Jadwiga Emilewicz pytana była w kontekście niedoszłych wyborów prezydenckich, dlaczego rząd dotąd nie wprowadził stanu klęski żywiołowej, o co apeluje opozycja.
– Stan klęski żywiołowej wprowadza się, i to jest też bardzo jasno opisane, po to, aby walczyć ze skutkami klęski żywiołowej. My dzisiaj nie mamy klęski żywiołowej – stwierdziła minister.
Szefowa resortu rozwoju dodała, że dziś „mamy stan epidemiczny, zagrożenia epidemicznego, który został także opisany w literaturze prawnej”.
- Co więcej, opis tego stanu został wprowadzony przez naszych poprzedników. My działamy na podstawie prawa, które jest, które istnieje, adekwatnie do stanu.
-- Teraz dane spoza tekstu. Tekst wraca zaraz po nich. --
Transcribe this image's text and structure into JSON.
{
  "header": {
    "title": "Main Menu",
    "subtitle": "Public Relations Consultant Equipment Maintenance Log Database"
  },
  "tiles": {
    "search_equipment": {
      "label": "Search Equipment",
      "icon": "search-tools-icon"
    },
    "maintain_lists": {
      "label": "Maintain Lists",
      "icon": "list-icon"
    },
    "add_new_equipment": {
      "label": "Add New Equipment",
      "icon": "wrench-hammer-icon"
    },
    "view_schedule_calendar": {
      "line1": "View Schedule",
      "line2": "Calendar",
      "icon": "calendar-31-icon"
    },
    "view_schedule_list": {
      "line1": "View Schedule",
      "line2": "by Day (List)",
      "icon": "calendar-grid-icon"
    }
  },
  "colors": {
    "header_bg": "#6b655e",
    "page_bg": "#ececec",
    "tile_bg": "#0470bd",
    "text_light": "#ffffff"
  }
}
Więc nie widzę powodu do tego, aby wprowadzać stan nadzwyczajny po to, aby przesuwać termin wyborów – zaznaczyła.
Emilewicz podkreśliła również, że wprowadzenie stanu klęski żywiołowej „rodziłoby także niebezpieczny precedens na przyszłość”.
- To by oznaczało, że w przyszłości ktoś mógłby stwierdzić: no dobrze, mam niewygodne sondaże, a zatem wprowadzę taki czy inny stan po to, aby przesunąć termin wyborów – stwierdziła.